In 2009, the VPD proposed creating a steering committee of senior city and provincial stakeholders, which would be mandated to improve collaboration between service providers to enable a client-centric rather than a discipline-centric model. The report recommends prioritizing the needs of the most vulnerable individuals in the neighbourhood, saying that having them get the assistance they require is "a necessary condition for other neighbourhood improvement initiatives to succeed."

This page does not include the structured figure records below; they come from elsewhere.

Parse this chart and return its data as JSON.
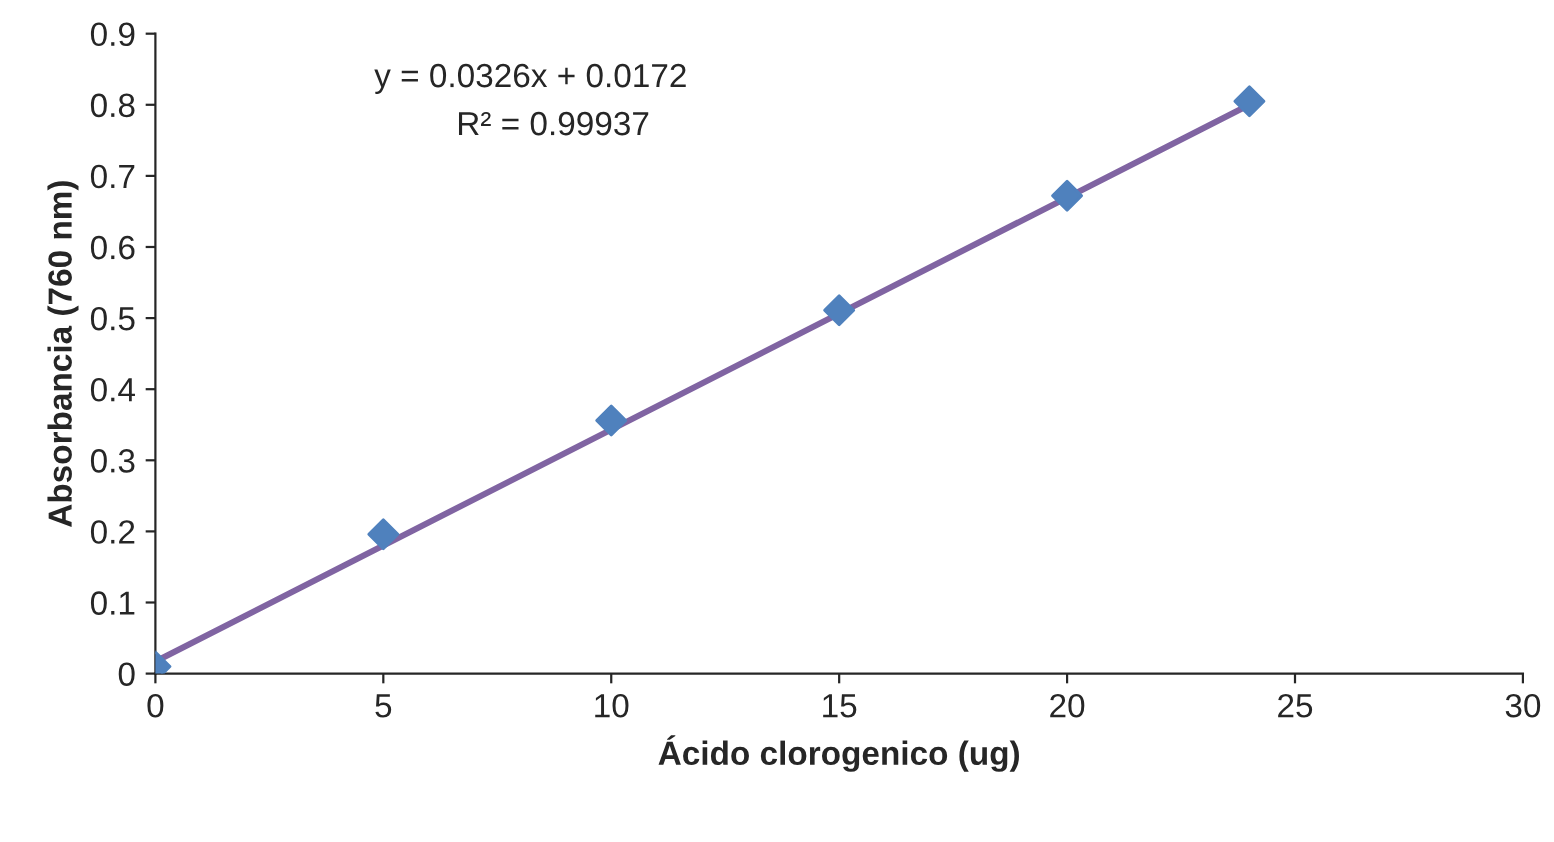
{
  "chart_data": {
    "type": "scatter",
    "xlabel": "Ácido clorogenico (ug)",
    "ylabel": "Absorbancia (760 nm)",
    "series": [
      {
        "type": "line",
        "color": "#8064a2",
        "x": [
          0,
          24
        ],
        "values": [
          0.017,
          0.8
        ],
        "marker": "none",
        "line_style": "solid"
      },
      {
        "color": "#4f81bd",
        "x": [
          0,
          5,
          10,
          15,
          20,
          24
        ],
        "values": [
          0.01,
          0.196,
          0.356,
          0.511,
          0.672,
          0.805
        ],
        "marker": "diamond"
      }
    ],
    "annotations": [
      "y = 0.0326x + 0.0172",
      "R² = 0.99937"
    ],
    "xlim": [
      0,
      30
    ],
    "xticks": [
      0,
      5,
      10,
      15,
      20,
      25,
      30
    ],
    "ylim": [
      0,
      0.9
    ],
    "yticks": [
      0,
      0.1,
      0.2,
      0.3,
      0.4,
      0.5,
      0.6,
      0.7,
      0.8,
      0.9
    ],
    "grid": false,
    "legend": false
  }
}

In 2020 during the COVID-19 pandemic in British Columbia, a Coordinated Community Response Network was formed to distribute funds, resources, and support in the neighbourhood. The network consists of a coordinated effort of over 50 social service and frontline organizations and groups.

== Notable activists ==
- Shirley Chan, a prominent community activist and co-founder of the Strathcona Property Owners and Tenants Association (SPOTA), has worked for decades to revitalize Chinatown and preserve historical sites in the neighbourhood from development.
- Bruce Eriksen (1928–1997), founder of the Downtown Eastside Residents Association (DERA)
- Liz Evans and Mark Townsend, co-founder of the Portland Hotel Society (PSH, since renamed PHS Community Services Society)
- Bud Osborn (1947–2014) and Ann Livingston, co-founders of the Vancouver Area Network of Drug Users (VANDU)

==Portrayals in media==
Films set in the Downtown Eastside include On the Corner, The Ballad of Oppenheimer Park, and Luk'Luk'I. The Matthew Good album Vancouver was inspired by the Downtown Eastside.